Norton Says Dr. King Spoke Up for D.C.’s Rights and So Will D.C. Residents by Marching on Saturday
August 25, 2011
WASHINGTON, DC -- Congresswoman Eleanor Holmes Norton (D-DC) will join D.C. residents and other D.C officials at the D.C. Full Democracy Freedom March on Saturday, August 27, at 9:00 a.m. at Freedom Plaza, 14th Street and Pennsylvania Avenue NW. The D.C. March on the day before the Martin Luther King, Jr. dedication, she said, is not about history or even the historic 1963 March on Washington, which Norton helped to organize as a staff member of the March. "Saturday's march is about the here and now of 600,000 D.C. citizens for whom the March on Washington has not yet borne fruit," Norton said. "It is just as important for residents to march for their own freedom on Saturday as it is to show up on Sunday to commemorate the freedom that has already been won for others. Who can doubt that Dr. King would believe that the best tribute to him would be for D.C. residents, the last to be freed, to march in his name for our own belated freedoms."
In a series of interviews this week, Norton described the King memorial dedication as a full circle experience for her that began in the summer of 1963 when she traveled as a Yale Law School student to Mississippi, where she spent the day with Medgar Evers the day he was assassinated; on to the Mississippi Delta to work with the Student Nonviolent Coordinating Committee and Fannie Lou Hamer; and the second half of that summer working in New York as a staff member of the March on Washington with Bayard Rustin, the organizer of the March; and culminating with the March where King made the speech that will be remembered on Sunday. Norton said that the summer of the March brought to a crescendo the civil rights movement, as voter registration drives and jailings lead up to the March that catalyzed the movement's greatest victories: the 1964 Civil Rights Act that established the Equal Employment Opportunity Commission, which Norton became the first woman to chair just 13 years later, the 1965 Voting Rights Act, and the 1968 Fair Housing Act.
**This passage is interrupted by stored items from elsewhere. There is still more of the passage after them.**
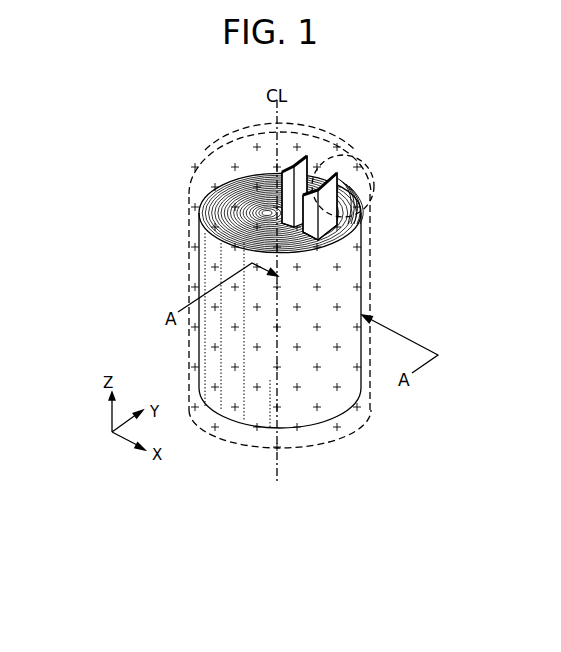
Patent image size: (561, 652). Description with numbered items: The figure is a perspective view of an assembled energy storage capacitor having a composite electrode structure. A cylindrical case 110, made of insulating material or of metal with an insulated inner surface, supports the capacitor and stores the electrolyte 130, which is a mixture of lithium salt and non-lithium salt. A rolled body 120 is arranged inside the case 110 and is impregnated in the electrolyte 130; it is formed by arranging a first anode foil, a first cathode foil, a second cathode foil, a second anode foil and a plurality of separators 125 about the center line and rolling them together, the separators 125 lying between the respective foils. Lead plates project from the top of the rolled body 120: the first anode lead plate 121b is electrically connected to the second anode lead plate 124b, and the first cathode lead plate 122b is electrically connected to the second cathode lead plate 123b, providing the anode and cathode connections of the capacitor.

The case 110 is at (200, 167).
The rolled body 120 is at (192, 270).
The electrolyte 130 is at (260, 148).
The first anode lead plate 121b is at (314, 218).
The first cathode lead plate 122b is at (312, 157).
The second cathode lead plate 123b is at (322, 187).
The second anode lead plate 124b is at (355, 204).
The separators 125 is at (323, 272).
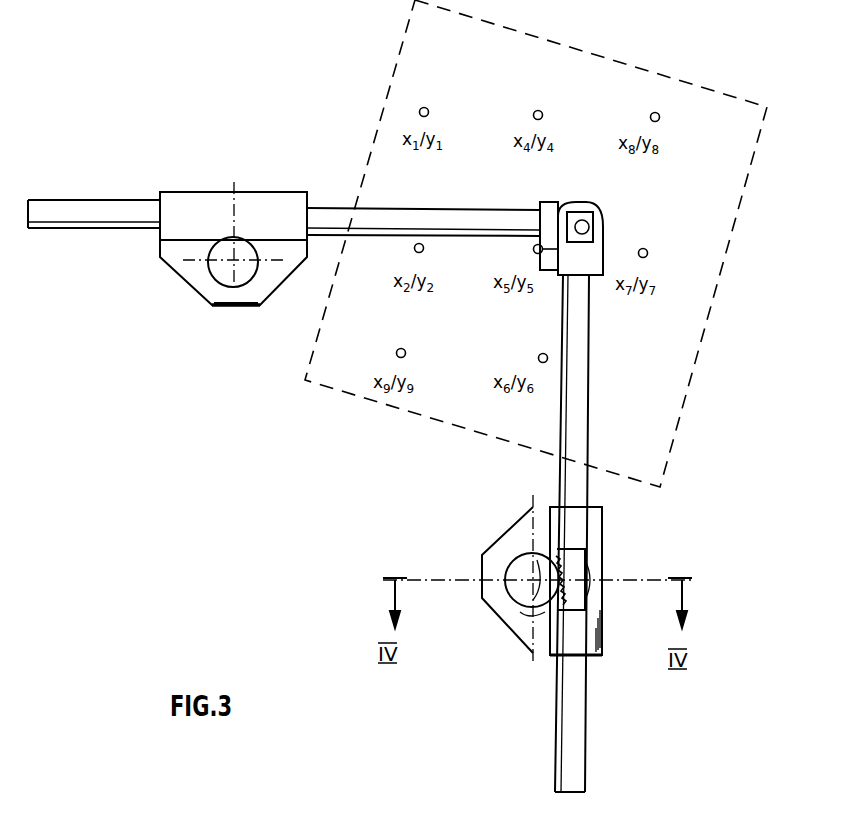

During the summer of 1964, Norton was one of the writers of the legal brief presented by the Mississippi Freedom Democratic Party to the National Democratic Convention that challenged the segregated seating of the Mississippi Democratic Party (MEDP), and later that summer she ran the lobbying operation for the MEDP at the Atlantic City Convention.
"As significant as Sunday will be to commemorate the contributions of a great American with a memorial on the National Mall, Saturday is D.C.'s day to march to rededicate ourselves and to remind our country that what Dr. King's life has done for our country must also be done for the residents of the nation's capital."